For students, choosing where to live can be a decision that involves weighing factors such as practicality, location, price and amenities.
“I chose to live in Lorenzo because it had a ton of vacancies. Since I’m transferring, I was doing my housing months and months after everyone else,” Stephen Carr, an undeclared sophomore, said. “Now that I’m here, it’s pretty insane. It’s beautiful [inside], like a hotel.”
For Jennifer Michelman, a junior majoring in business, the choice also came down to both logistics and luxury.
“The main reason that I [chose to live in the Lorenzo] is because I’m going abroad next semester, so I needed to rent for six months,” Michelman said. “But I was also attracted to the amenities. It’s literally like living in a hotel.”
Rates at the Lorenzo run between $831 and $1,376 a month, or $4,155 and $6,880 for five months, the approximate length of a semester. Their smallest floor plan is approximately 700 square feet, and their largest about 1,300 according to its website.
USC also offers many housing options for those who choose not to live in buildings like Lorenzo and Tuscany. There are 18 university-owned apartment buildings for undergraduate upperclassmen. One popular option for housing is Cardinal Gardens, where an approximately 750 square foot apartment for four people costs $4,140 a semester, according to the USC Housing website. The complex, located on McClintock Ave., houses about 655 students.

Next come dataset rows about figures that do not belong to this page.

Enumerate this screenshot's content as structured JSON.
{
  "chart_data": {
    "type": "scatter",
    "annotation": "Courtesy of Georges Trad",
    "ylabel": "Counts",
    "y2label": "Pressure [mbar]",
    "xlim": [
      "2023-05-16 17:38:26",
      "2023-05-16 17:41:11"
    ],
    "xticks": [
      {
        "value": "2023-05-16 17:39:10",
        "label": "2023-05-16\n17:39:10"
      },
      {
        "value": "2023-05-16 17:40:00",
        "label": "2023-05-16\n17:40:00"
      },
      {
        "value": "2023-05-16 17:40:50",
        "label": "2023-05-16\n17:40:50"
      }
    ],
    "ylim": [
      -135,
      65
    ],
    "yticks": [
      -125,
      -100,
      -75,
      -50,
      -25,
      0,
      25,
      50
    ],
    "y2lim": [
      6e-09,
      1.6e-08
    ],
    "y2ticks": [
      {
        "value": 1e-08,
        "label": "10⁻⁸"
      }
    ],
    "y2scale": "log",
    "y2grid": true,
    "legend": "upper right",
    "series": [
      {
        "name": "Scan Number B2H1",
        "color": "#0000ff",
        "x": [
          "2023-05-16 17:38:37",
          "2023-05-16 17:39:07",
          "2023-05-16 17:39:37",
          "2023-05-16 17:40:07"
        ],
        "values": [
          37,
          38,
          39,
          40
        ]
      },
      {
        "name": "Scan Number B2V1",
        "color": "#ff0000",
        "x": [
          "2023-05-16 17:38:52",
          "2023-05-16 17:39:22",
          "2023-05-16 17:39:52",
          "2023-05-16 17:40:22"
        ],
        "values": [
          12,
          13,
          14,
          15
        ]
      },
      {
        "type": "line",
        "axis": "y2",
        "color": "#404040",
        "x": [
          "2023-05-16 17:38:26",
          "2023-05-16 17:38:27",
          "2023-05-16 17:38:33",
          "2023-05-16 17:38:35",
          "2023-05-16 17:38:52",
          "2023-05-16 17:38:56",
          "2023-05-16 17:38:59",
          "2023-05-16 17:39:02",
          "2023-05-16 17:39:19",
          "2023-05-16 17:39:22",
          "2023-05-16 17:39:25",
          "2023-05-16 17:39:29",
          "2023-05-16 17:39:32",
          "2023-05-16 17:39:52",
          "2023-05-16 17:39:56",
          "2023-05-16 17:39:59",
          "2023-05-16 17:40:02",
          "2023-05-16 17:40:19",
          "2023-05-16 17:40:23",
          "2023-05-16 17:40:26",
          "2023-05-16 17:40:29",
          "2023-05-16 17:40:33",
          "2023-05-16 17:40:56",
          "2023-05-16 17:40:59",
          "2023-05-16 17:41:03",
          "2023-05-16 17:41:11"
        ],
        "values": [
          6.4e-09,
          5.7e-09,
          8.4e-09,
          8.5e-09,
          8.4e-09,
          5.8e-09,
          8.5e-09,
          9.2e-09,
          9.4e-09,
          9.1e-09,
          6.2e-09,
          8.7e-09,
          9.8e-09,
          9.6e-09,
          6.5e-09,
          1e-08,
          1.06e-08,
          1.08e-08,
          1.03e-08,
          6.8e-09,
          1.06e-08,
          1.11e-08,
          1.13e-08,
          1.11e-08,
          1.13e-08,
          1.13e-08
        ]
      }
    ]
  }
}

Brooke Seegan, a sophomore majoring in biomedical engineering, chose to live in university-owned Troy East for the convenience it provides.
“I didn’t want to have to deal with leasing an apartment or buying furniture or worrying if one of my roommates decided to study abroad,” Seegan said.
The cost of a semester at Troy East runs between $2,885 and $4,465.
While it offers furnished apartments, a workout room and study rooms, Troy East does not have the extra amenities that non-university housing often provides.
“We have a movie theater, we have a three-story gym with rock climbing and robes. We also have an outdoor pool, indoor pool and rooftop pool. We have saunas and steam rooms and cabanas,” Lavergme said of Lorenzo.
The proliferation of new apartment buildings also increases the competition for existing high-end housing options. According to leasing consultant Joey Hughes, University Gateway apartments, one of the first in the new wave of high-end apartment complexes, often has to adapt.
“As the demand changes, we have to change along with it. There’s always going to be new completion,” Hughes said.
He says Gateway, however, has two distinct benefits.
“Our location and our management. We care more,” Hughes said.
Many students, though, are not willing to pay more, even for the benefits expensive housing may provide.
“My big problem with the high-end USC housing options is not the options themselves as much as the options they replace,” Sam Vercauteran, a junior majoring in computer science, said. “I do not have any strong desire or the financial resources to stay at one of these places, and I know a lot of people feel the same way.”